Von Thomas Morgenroth

Freital. Kunst ist streitbar, und sie soll es auch sein. Im Kunstverein Freital allerdings führten Diskrepanzen über den Inhalt der Ausstellungen im Einnehmerhaus zu personellen Querelen. Zu erheblichen und unerwarteten, wie Barbara Hornich, die Vorsitzende, einräumt. Weil er mit der künstlerischen Ausrichtung zunehmend unzufrieden war, aber vor allem, weil ihm nach eigener Aussage in diesen Dingen keinerlei Mitspracherecht eingeräumt worden sei, legte Hans-Jürgen Malessa im vergangenen Sommer sein Ehrenamt als Geschäftsführer nieder. Nach mehr als fünfzehn Jahren. Er trat zugleich aus dem Verein aus, und mit ihm einige andere Mitglieder.

Anlass war die Schau des Dresdner Künstlers Lutz Fleischer, der in Beuys’scher Tradition mit Fundstücken die alltäglichen Verwerfungen und Absurditäten unserer Gesellschaft kommentiert. Bissig, ironisch, aber auch mit klaren politischen Positionen. So übt er zum Beispiel mit seiner „Pegida-Milch“ Kritik an den fremdenfeindlichen Demonstrationen in Dresden.

Gegenstimmen nicht erwünscht

„Ich fand es zu riskant, eine solche Ausstellung im doch etwas rechtslastigen Freital zu veranstalten“, sagt Malessa. Der 68-jährige Dresdner hatte Angst vor Anschlägen, die zum Glück ausblieben. Dann hatte er ein massives Problem mit dem Künstler selbst, der in seiner Ausstellung seinen sechzigsten Geburtstag feierte und sich dabei nach Malessas Meinung „skandalös“ aufführte. „Ich fand sein Verhalten schädlich für den Verein, aber ich wurde im Vorstand nicht gehört“, sagt er enttäuscht.

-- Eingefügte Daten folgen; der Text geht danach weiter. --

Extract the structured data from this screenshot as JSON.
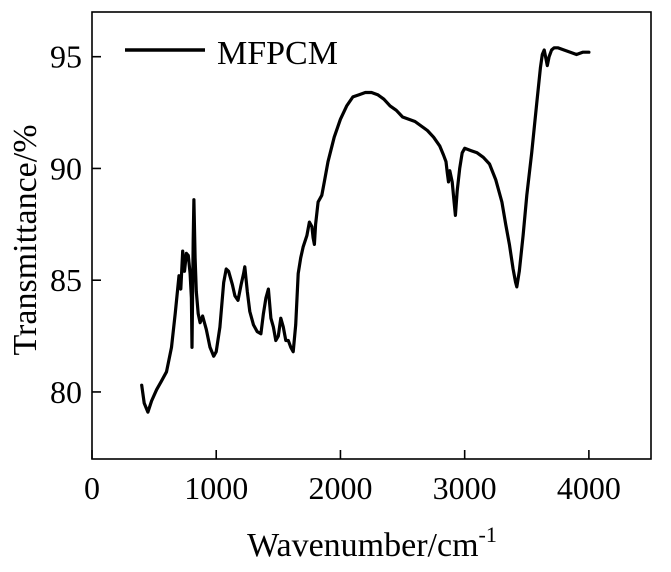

Malessa will seine Entscheidung nicht allein an Fleischers Ausstellung festmachen. „Es rumorte schon länger“, sagt er. Das bestreitet Barbara Hornich nicht. Letztlich aber, betont sie, wähle sie mit dem Vorstand die Künstler aus, die im Einnehmerhaus ausstellen, wobei ihr vor allem der Freitaler Künstler Wolfgang Petrovsky beratend zur Seite steht. „Gegenstimmen waren aber nicht zugelassen“, sagt Malessa verbittert. „Entscheidend ist die Qualität“, meint Barbara Hornich.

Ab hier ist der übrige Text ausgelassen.